As prices have begun to rise on gas and food, GRACE has seen both an increase in need and a decrease in donations, according to CEO Shonda Schaefer.
The nonprofit sent out an alert on June 3 with an immediate need for help restocking the food pantry, where items were running low. With this alert organizers say they saw a rise in donations, but still face worrisome trends as they head into the fourth quarter of fiscal year 21-2022.
GRACE is located in Grapevine and mainly serves the communities in north Tarrant County, but will supply aid to anyone in need regardless of location, officials said.
Prior to the COVID-19 pandemic, GRACE served about 5,000 families a year. The needs have since increased, and it now serves more than twice that number of families a year.
“Now that we are serving over 12,000 families a year, the needs are significantly greater,” Schaefer said.
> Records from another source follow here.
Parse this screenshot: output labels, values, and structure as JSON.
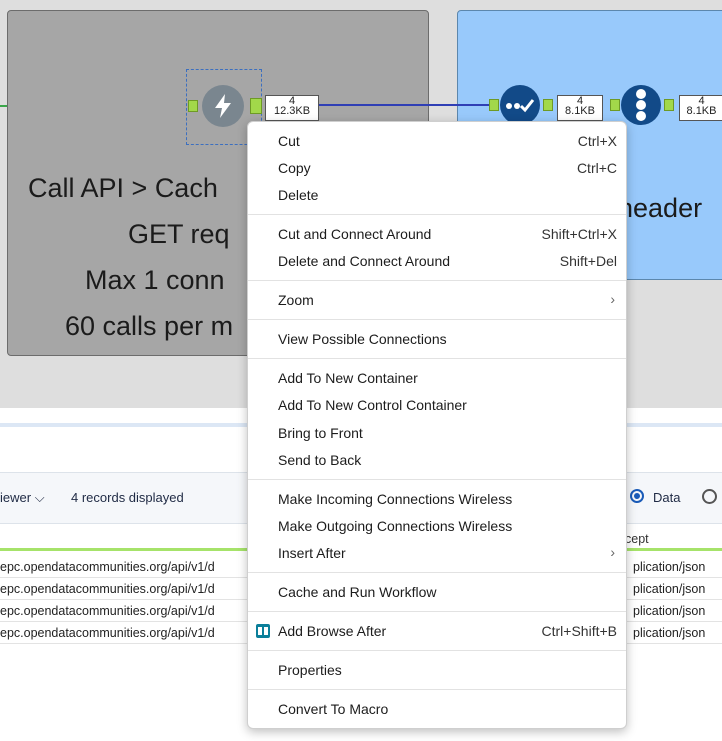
{
  "canvas": {
    "container_left_lines": [
      "Call API > Cach",
      "GET req",
      "Max 1 conn",
      "60 calls per m"
    ],
    "container_right_text": "header",
    "badges": [
      {
        "top": "4",
        "bottom": "12.3KB"
      },
      {
        "top": "4",
        "bottom": "8.1KB"
      },
      {
        "top": "4",
        "bottom": "8.1KB"
      }
    ],
    "colors": {
      "container_grey": "#a6a6a6",
      "container_blue": "#98c9fb",
      "tool_dark_blue": "#124a88",
      "download_tool": "#7a868f"
    }
  },
  "results_panel": {
    "viewer_label": "iewer",
    "records_label": "4 records displayed",
    "radio_data_label": "Data",
    "column_accept_header": "cept",
    "rows": [
      {
        "url": "epc.opendatacommunities.org/api/v1/d",
        "accept": "plication/json"
      },
      {
        "url": "epc.opendatacommunities.org/api/v1/d",
        "accept": "plication/json"
      },
      {
        "url": "epc.opendatacommunities.org/api/v1/d",
        "accept": "plication/json"
      },
      {
        "url": "epc.opendatacommunities.org/api/v1/d",
        "accept": "plication/json"
      }
    ]
  },
  "context_menu": {
    "items": [
      {
        "label": "Cut",
        "shortcut": "Ctrl+X"
      },
      {
        "label": "Copy",
        "shortcut": "Ctrl+C"
      },
      {
        "label": "Delete",
        "shortcut": ""
      },
      {
        "label": "Cut and Connect Around",
        "shortcut": "Shift+Ctrl+X"
      },
      {
        "label": "Delete and Connect Around",
        "shortcut": "Shift+Del"
      },
      {
        "label": "Zoom",
        "shortcut": ""
      },
      {
        "label": "View Possible Connections",
        "shortcut": ""
      },
      {
        "label": "Add To New Container",
        "shortcut": ""
      },
      {
        "label": "Add To New Control Container",
        "shortcut": ""
      },
      {
        "label": "Bring to Front",
        "shortcut": ""
      },
      {
        "label": "Send to Back",
        "shortcut": ""
      },
      {
        "label": "Make Incoming Connections Wireless",
        "shortcut": ""
      },
      {
        "label": "Make Outgoing Connections Wireless",
        "shortcut": ""
      },
      {
        "label": "Insert After",
        "shortcut": ""
      },
      {
        "label": "Cache and Run Workflow",
        "shortcut": ""
      },
      {
        "label": "Add Browse After",
        "shortcut": "Ctrl+Shift+B"
      },
      {
        "label": "Properties",
        "shortcut": ""
      },
      {
        "label": "Convert To Macro",
        "shortcut": ""
      }
    ]
  }
}
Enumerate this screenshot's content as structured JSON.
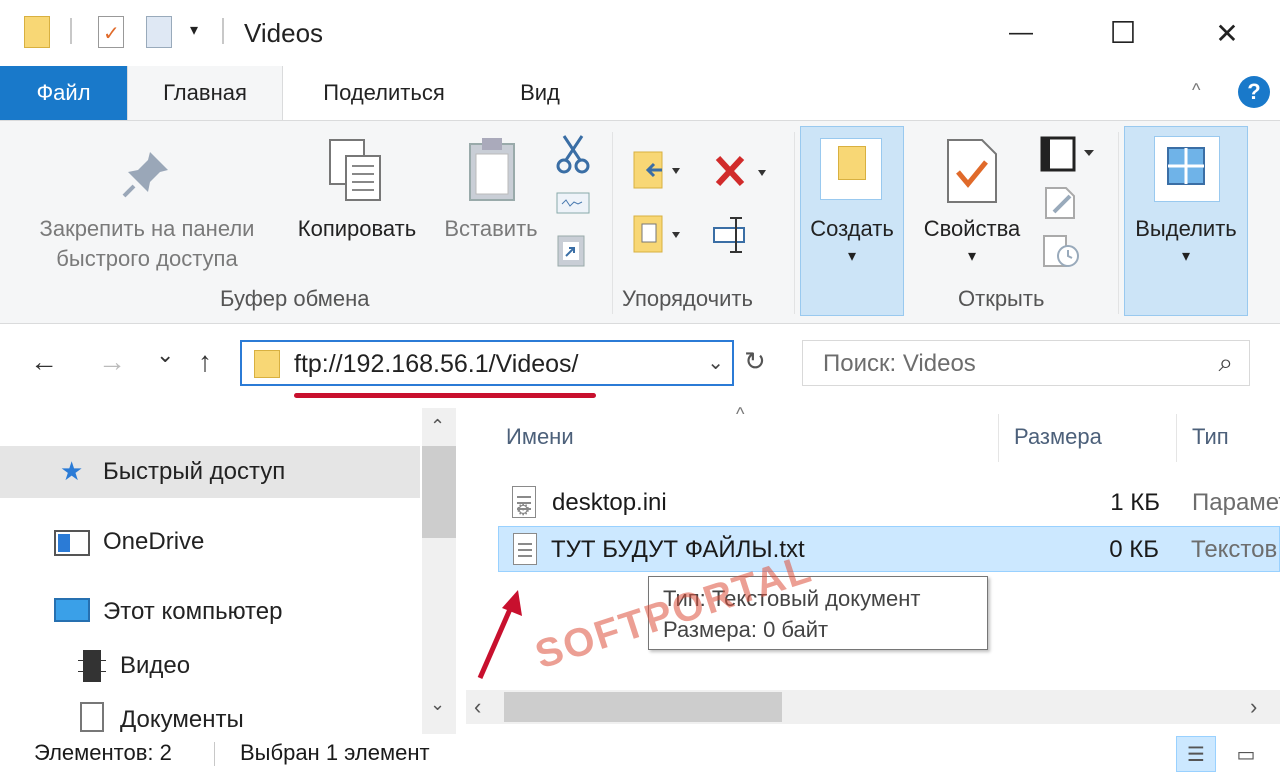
{
  "window": {
    "title": "Videos",
    "minimize": "—",
    "maximize": "☐",
    "close": "✕"
  },
  "quick_access_toolbar": {
    "dropdown": "▾"
  },
  "ribbon": {
    "tabs": [
      {
        "label": "Файл"
      },
      {
        "label": "Главная"
      },
      {
        "label": "Поделиться"
      },
      {
        "label": "Вид"
      }
    ],
    "collapse": "^",
    "help": "?",
    "clipboard": {
      "group_label": "Буфер обмена",
      "pin_line1": "Закрепить на панели",
      "pin_line2": "быстрого доступа",
      "copy": "Копировать",
      "paste": "Вставить"
    },
    "organize": {
      "group_label": "Упорядочить"
    },
    "create": {
      "label": "Создать",
      "caret": "▾"
    },
    "open": {
      "group_label": "Открыть",
      "properties": "Свойства",
      "caret": "▾"
    },
    "select": {
      "label": "Выделить",
      "caret": "▾"
    }
  },
  "navigation": {
    "back": "←",
    "forward": "→",
    "recent": "⌄",
    "up": "↑",
    "address": "ftp://192.168.56.1/Videos/",
    "address_chevron": "⌄",
    "refresh": "↻",
    "search_placeholder": "Поиск: Videos",
    "search_icon": "⌕"
  },
  "nav_pane": {
    "items": [
      {
        "label": "Быстрый доступ",
        "icon": "star-icon",
        "selected": true
      },
      {
        "label": "OneDrive",
        "icon": "onedrive-icon",
        "selected": false
      },
      {
        "label": "Этот компьютер",
        "icon": "computer-icon",
        "selected": false
      },
      {
        "label": "Видео",
        "icon": "video-folder-icon",
        "selected": false
      },
      {
        "label": "Документы",
        "icon": "documents-icon",
        "selected": false
      }
    ]
  },
  "file_list": {
    "columns": [
      "Имени",
      "Размера",
      "Тип"
    ],
    "sort_indicator": "^",
    "rows": [
      {
        "name": "desktop.ini",
        "size": "1 КБ",
        "type": "Парамет",
        "icon": "settings-file-icon",
        "selected": false
      },
      {
        "name": "ТУТ БУДУТ ФАЙЛЫ.txt",
        "size": "0 КБ",
        "type": "Текстов",
        "icon": "text-file-icon",
        "selected": true
      }
    ],
    "tooltip": {
      "line1": "Тип: Текстовый документ",
      "line2": "Размера: 0 байт"
    }
  },
  "watermark": "SOFTPORTAL",
  "status_bar": {
    "items_count": "Элементов: 2",
    "selection": "Выбран 1 элемент"
  },
  "colors": {
    "accent": "#1979ca",
    "selection": "#cce8ff",
    "annotation_red": "#c8102e"
  }
}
GRACE is predicting that by the end of the year they will have served more than 14,500 new, unduplicated clients. This means that the need for donations will continue to grow in the coming months.
Schaefer said that with inflation costs increasing, GRACE has seen a decrease in contributions to the nonprofit, leaving it unable to adequately provide for all of the families in need.
“Nobody is unaffected by the rising inflation costs,” Schaefer said. “But we need support right now, and our families need support.”
The food pantry is GRACE’s No. 1 priority right now, which means food and monetary donations are the organization’s greatest need. GRACE accepts online monetary donations through its Greater Giving site. Food donations are accepted at 837 E. Walnut St., Grapevine, from 9 a.m.-5 p.m. Monday through Thursday.
More details about what is needed and will be accepted can be found on its website.